Question: Computer users and applications need the time and date for various reasons. This can be achieved by keeping track of the number of seconds that
Computer users and applications need the time and date for various reasons. This can be achieved by keeping track of the number of seconds that have elapsed since some reference date and time. The number of seconds elapsed can then be converted to determine the current date and time. (The built-in matlab functions that do something like this include date and clock.) For this assignment, your will write a program to determine the time and date corresponding to a elapsed number of seconds since 00: 00: 00 on 1 January 2016. Have the user input the value of elapsed seconds. The output (to the screen) should be the corresponding hour (in military time), minute, second, day of the month, month name, year, and day of the week name (Sunday Saturday). Your output should look like the following: 23:59:32 2 January 2018 Tuesday Dont forget that a leap year has 366 days with 29 days in February. Leap years are years that are evenly divisible by 4, with the exception of those evenly divisible by 100 but not 400. Your program should be accomplished using the assignment operator (=), mathematical operators ( +, -, /, *, ^), logical operators ( &, |, ~), relational operators ( ==, <, <=, etc.), decision making and repetition constructs (if-elseif-else, switch-case-otherwise, for, while), and input/output functions we've learned (input, display, sprintf, fprintf). To determine whether a number is evenly divisible, you are also allowed to use the built-in matlab rem or mod functions. No other built-in matlab functions are allowed. You should use modular programming to solve this problem. Your main script should contain only a handful of commands, each of which should be a call to a function you have written. It is a very good idea to code this in stages. First calculate the year, output the result, and make sure it works. Then move to the month and make sure that works, then the numerical date, then the hour, etc. Work on the day of the week name only after all the previous parts of the program work. Go through the program design steps discussed in class. Also be sure to document your code well and use good programming practices. For full credit, provide several appropriate test cases of different types. When your program executes correctly and cleanly and has been verified with appropriate testing, you are ready to submit your assignment for grading.

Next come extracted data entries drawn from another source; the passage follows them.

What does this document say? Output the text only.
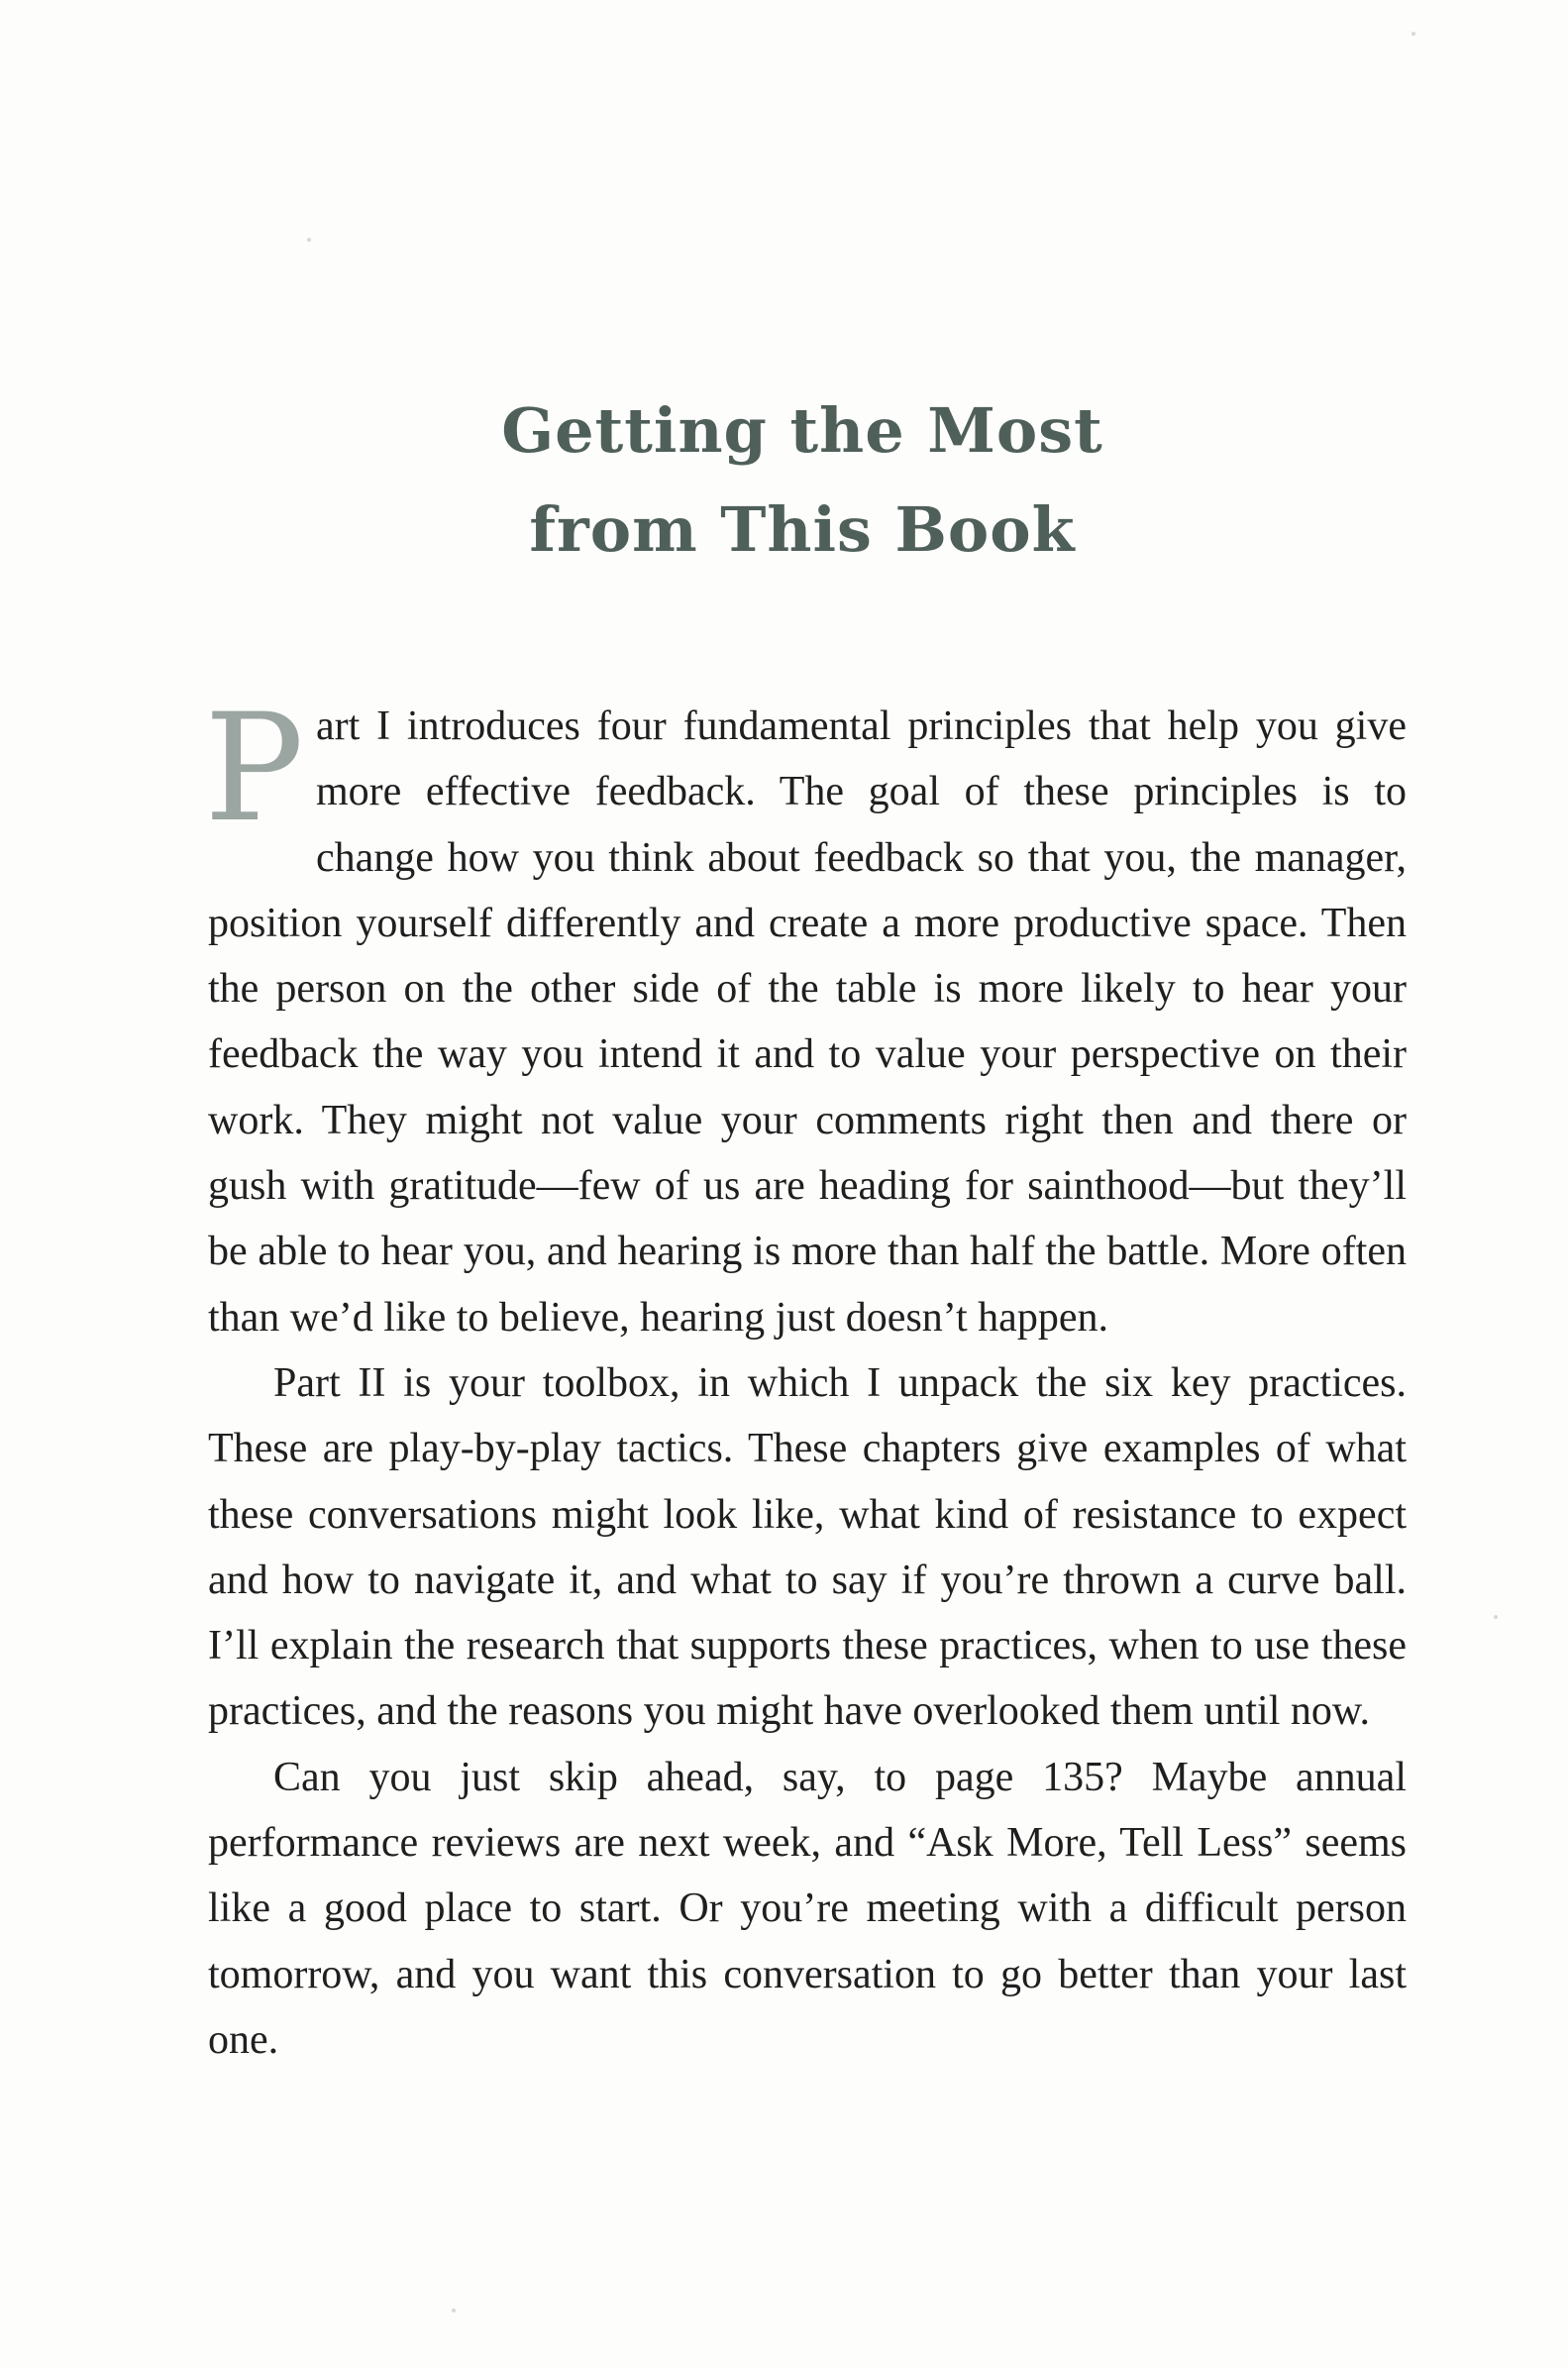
Getting the Most
from This Book

Part I introduces four fundamental principles that help you give more effective feedback. The goal of these principles is to change how you think about feedback so that you, the manager, position yourself differently and create a more productive space. Then the person on the other side of the table is more likely to hear your feedback the way you intend it and to value your perspective on their work. They might not value your comments right then and there or gush with gratitude—few of us are heading for sainthood—but they’ll be able to hear you, and hearing is more than half the battle. More often than we’d like to believe, hearing just doesn’t happen.

Part II is your toolbox, in which I unpack the six key practices. These are play-by-play tactics. These chapters give examples of what these conversations might look like, what kind of resistance to expect and how to navigate it, and what to say if you’re thrown a curve ball. I’ll explain the research that supports these practices, when to use these practices, and the reasons you might have overlooked them until now.

Can you just skip ahead, say, to page 135? Maybe annual performance reviews are next week, and “Ask More, Tell Less” seems like a good place to start. Or you’re meeting with a difficult person tomorrow, and you want this conversation to go better than your last one.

What to turn in: Submit your working *.m files and a single PDF document that contains your solution report containing all the required components (specified in previous assignments, e.g. HW 7). All required files for this assignment should be submitted together as one electronic file archive. Files should be neatly organized, rationally named, and placed in a folder named HW<#>Group (e.g. HW5Group2). Use a *.zip or *.rar format for submittal. Grading will be based on the following:
70% Correctness (Do the flowchart and program solve the problem correctly under robust conditions. Has the program been verified with appropriate testing? Does the solution meet all the detailed requirements?)
20% Presentation (Are good practices used? Is the work easy to read and follow?) 10% Elegance (How simple and efficient is the algorithm? Could the same result be achieved through a more direct procedure with fewer computations?)